Several UN member states have asked that the two original proposals be merged before the main meeting. “Japan has already started dialogue with Norway,” said Shahriar Hossain, secretary general of the Bangladesh-based non-profit Environment and Social Development Organization. “I believe that nobody is interested in going for a vote, so they will come up with some compromise plan.”
In a statement with the G77 on 3 February, China stated its support for starting negotiations on plastic pollution, calling for “ambitious goals and equally ambitious means of implementation”, pledging to “engage actively and constructively in the negotiation of the different tabled resolutions”.
Civil society urges ambition and attention on finance
Christina Dixon, deputy ocean campaign lead at the Environmental Investigation Agency, which published a table comparing the two proposals, said: “The rampant over-production and consumption of plastics, as well as their myriad of toxic additives… has created an environmental disaster that must now be urgently addressed. We are on the precipice of securing a potentially world-changing global agreement on plastic pollution and it is essential that governments remain ambitious on its scope, equipping it with a mandate to look at plastic pollution across its lifecycle and in all environmental compartments.”
Peter Thomson, UN ocean envoy, who will travel to Nairobi to assist efforts on the treaty, said preventing marine pollution is a major component of the UN’s Sustainable Development Goal (SDG) 14, which covers Life Below Water. “The largest and most harmful fraction of that pollution – some 85% – is plastic.

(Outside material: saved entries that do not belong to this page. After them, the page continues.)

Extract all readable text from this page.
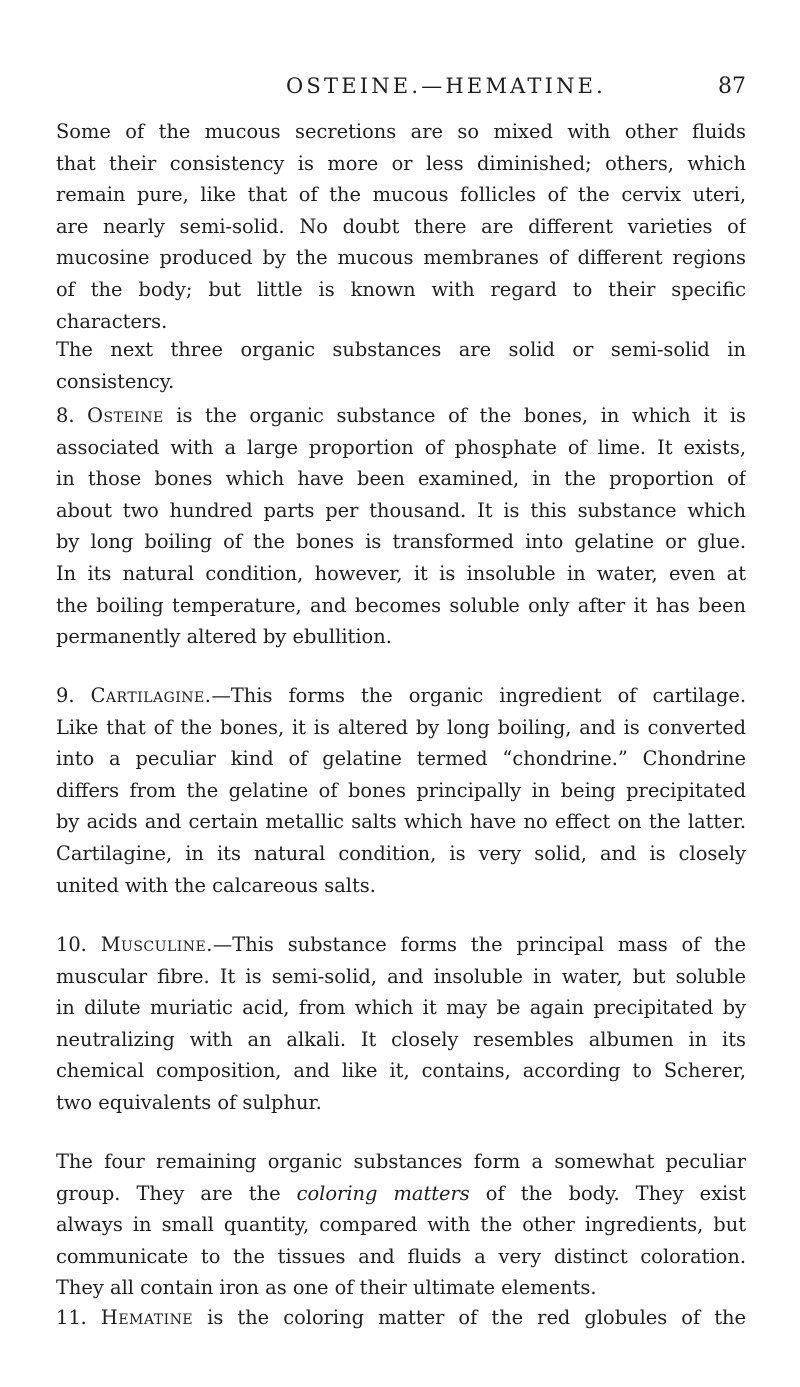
OSTEINE.—HEMATINE.	87
Some of the mucous secretions are so mixed with other fluids
that their consistency is more or less diminished; others, which
remain pure, like that of the mucous follicles of the cervix uteri,
are nearly semi-solid. No doubt there are different varieties of
mucosine produced by the mucous membranes of different regions
of the body; but little is known with regard to their specific
characters.
The next three organic substances are solid or semi-solid in
consistency.
8. Osteine is the organic substance of the bones, in which it is
associated with a large proportion of phosphate of lime. It exists,
in those bones which have been examined, in the proportion of
about two hundred parts per thousand. It is this substance which
by long boiling of the bones is transformed into gelatine or glue.
In its natural condition, however, it is insoluble in water, even at
the boiling temperature, and becomes soluble only after it has been
permanently altered by ebullition.
9. Cartilagine.—This forms the organic ingredient of cartilage.
Like that of the bones, it is altered by long boiling, and is converted
into a peculiar kind of gelatine termed “chondrine.” Chondrine
differs from the gelatine of bones principally in being precipitated
by acids and certain metallic salts which have no effect on the latter.
Cartilagine, in its natural condition, is very solid, and is closely
united with the calcareous salts.
10. Musculine.—This substance forms the principal mass of the
muscular fibre. It is semi-solid, and insoluble in water, but soluble
in dilute muriatic acid, from which it may be again precipitated by
neutralizing with an alkali. It closely resembles albumen in its
chemical composition, and like it, contains, according to Scherer,
two equivalents of sulphur.
The four remaining organic substances form a somewhat peculiar
group. They are the coloring matters of the body. They exist
always in small quantity, compared with the other ingredients, but
communicate to the tissues and fluids a very distinct coloration.
They all contain iron as one of their ultimate elements.
11. Hematine is the coloring matter of the red globules of the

We currently dump 11 million metric tons of it into the ocean each year and this figure is projected to double by 2030 and nearly triple by 2040. As responsible residents of Planet Earth, we cannot allow that travesty to continue.”
Andrew Norton, director of IIED (the International Institute for Environment and Development), said low-income countries had ended up as the dumping ground for plastics from richer nations. “Major investment and support will be needed to find viable alternative models for dealing with plastic that properly incentivise more sustainable and just practices in future,” he said.
Gary Stokes, operations director of NGO Oceans Asia, said it was particularly important that negotiations addressed plastic pollution in the form of discarded fishing equipment. “If governments want to seriously address [this], they must look at the fishing industry and hold them accountable,” he said, adding that the UN Environment Assembly “has the potential for a concerted global address of plastic waste, but with so many varied interests involved, from countries to plastic producers, users and NGOs, we fear that this will follow the same lines as the climate change meetings.”
Torsten Thiele, founder of Global Ocean Trust, said finance must be considered at the outset of negotiations “if we want to ensure that an ambitious agreement can be implemented. This will include both appropriate needs assessment and capacity-building as well as institutional funding arrangements and innovative financing mechanisms that engage the private sector sufficiently.”